Bank accounts are great, but Liquid Funds can be a better option, especially so for high-networth individuals like you.
Liquid Funds are very similar to Bank Deposits in that they can be redeemed in short notice and hold less risk from a volatility and capital perspective. There are two options that are available to you if you are looking at investing in liquid mutual funds.
Going for the growth option: Under this option, you will be charged for the number of days you are holding the fund, and more specifically, this depends on the tax slab you belong to. If you book gains within 3 years, you will be charged as per your income tax rate of 30%. This is similar to bank deposits. The real advantage lies in for you opt for the dividend option.
Going for the dividend option:In this case, the mutual fund company itself is charged with the Dividend Distribution tax at a predetermined rate of 28.325%. Let us take an example here. You, belonging to the 30% tax bracket, have invested Rs 5 lakh in Liquid Funds and a savings account. Let us consider a rate of return standing at 8% and 6% respectively. Assuming that you opted for the growth option, your tax rate stands at about 31% approximately. Ultimately, what percolates to you post deducting tax is over and above Rs 27,000. However, with the savings bank account, you are left with close to Rs 20,000.
Higher returns:It’s not just about the tax-friendly status of Liquid Funds. On average, such Funds have given higher returns over bank deposits. This is because bank deposit rates are fixed while the returns for Liquid Funds fluctuate to capture the market interest rates. Depending on sentiment and other timely factors, interest rates often climb over the 4-6% offered by bank deposits. Fund managers are thus capable of taking advantage of these rates to give higher returns.

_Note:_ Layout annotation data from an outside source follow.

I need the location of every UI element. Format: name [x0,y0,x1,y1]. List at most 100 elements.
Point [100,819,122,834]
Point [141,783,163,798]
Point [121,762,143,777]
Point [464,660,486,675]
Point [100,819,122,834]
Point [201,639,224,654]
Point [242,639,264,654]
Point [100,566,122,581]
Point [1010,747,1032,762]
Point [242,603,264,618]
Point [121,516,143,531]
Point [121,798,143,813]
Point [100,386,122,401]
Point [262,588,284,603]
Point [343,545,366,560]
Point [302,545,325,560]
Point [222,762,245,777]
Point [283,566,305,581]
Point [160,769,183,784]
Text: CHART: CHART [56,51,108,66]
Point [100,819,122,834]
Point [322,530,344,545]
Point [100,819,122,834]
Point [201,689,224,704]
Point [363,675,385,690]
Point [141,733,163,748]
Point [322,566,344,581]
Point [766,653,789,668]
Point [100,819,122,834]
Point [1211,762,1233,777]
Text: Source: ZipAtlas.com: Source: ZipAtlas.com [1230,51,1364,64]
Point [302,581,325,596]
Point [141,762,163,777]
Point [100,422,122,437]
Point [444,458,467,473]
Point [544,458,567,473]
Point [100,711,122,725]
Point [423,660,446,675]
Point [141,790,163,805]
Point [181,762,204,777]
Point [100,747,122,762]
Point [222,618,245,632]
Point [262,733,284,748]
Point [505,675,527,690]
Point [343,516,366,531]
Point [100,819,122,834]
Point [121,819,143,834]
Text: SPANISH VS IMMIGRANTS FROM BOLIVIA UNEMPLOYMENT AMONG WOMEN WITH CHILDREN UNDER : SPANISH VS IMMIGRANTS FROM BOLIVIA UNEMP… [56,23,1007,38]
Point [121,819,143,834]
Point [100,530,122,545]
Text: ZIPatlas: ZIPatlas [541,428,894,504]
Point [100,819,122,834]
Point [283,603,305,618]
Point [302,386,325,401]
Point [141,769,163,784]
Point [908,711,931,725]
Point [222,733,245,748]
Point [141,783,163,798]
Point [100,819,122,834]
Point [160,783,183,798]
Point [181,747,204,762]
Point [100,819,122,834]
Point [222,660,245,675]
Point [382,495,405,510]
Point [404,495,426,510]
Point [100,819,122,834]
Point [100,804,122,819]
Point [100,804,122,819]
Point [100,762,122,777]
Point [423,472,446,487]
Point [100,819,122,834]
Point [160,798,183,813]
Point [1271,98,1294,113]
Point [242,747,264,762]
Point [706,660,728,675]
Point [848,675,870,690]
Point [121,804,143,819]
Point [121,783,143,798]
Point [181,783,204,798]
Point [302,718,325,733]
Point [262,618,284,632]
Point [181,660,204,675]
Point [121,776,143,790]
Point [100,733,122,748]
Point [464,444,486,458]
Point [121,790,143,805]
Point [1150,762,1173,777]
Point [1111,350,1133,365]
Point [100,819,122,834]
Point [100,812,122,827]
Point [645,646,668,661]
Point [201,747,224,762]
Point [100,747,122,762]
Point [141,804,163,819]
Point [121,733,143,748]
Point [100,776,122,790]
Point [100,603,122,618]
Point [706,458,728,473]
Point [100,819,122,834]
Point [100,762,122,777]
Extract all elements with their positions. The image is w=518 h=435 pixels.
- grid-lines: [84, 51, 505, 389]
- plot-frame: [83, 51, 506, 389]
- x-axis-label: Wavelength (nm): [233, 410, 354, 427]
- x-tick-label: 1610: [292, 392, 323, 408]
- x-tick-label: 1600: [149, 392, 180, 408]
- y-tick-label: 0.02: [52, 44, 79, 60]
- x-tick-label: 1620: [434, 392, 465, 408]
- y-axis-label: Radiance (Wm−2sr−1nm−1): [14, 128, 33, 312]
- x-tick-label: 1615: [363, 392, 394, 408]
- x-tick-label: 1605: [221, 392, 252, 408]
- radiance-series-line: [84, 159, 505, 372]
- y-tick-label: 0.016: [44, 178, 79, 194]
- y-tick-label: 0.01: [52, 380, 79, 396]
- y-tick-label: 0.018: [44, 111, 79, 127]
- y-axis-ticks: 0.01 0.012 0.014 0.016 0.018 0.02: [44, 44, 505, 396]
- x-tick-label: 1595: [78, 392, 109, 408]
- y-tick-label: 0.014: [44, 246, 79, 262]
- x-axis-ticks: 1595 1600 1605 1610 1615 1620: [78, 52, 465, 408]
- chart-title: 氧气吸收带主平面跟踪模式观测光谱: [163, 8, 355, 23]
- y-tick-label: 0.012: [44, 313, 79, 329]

Playing the devil’s advocate:There’s another perspective of looking at this. You enter into a 180-day fixed deposit with an interest rate 8%, but post one month the bank revises the rate to 6% for all the future customers. Fortunately, you will still be entitled to receive an interest at 8%. With a Liquid Fund, however, things do not work the same way. The interest rate in the second month might not be the same as the first. Despite that, if you are looking for better post-tax returns, a Liquid Fund is the one to be opted. Bottomline:Considering you are a high tax payer and belong to the last bracket, the rate at which your bank deposits are taxed does not pay you significantly. On the other hand, a Liquid Fund ensures a certain amount of taxation while taking your tax payment and interest rate into consideration. Understanding tax treatment differs in the case of a bank deposit and a Liquid Fund, it is still important to understand what percolates to you post the tax deduction.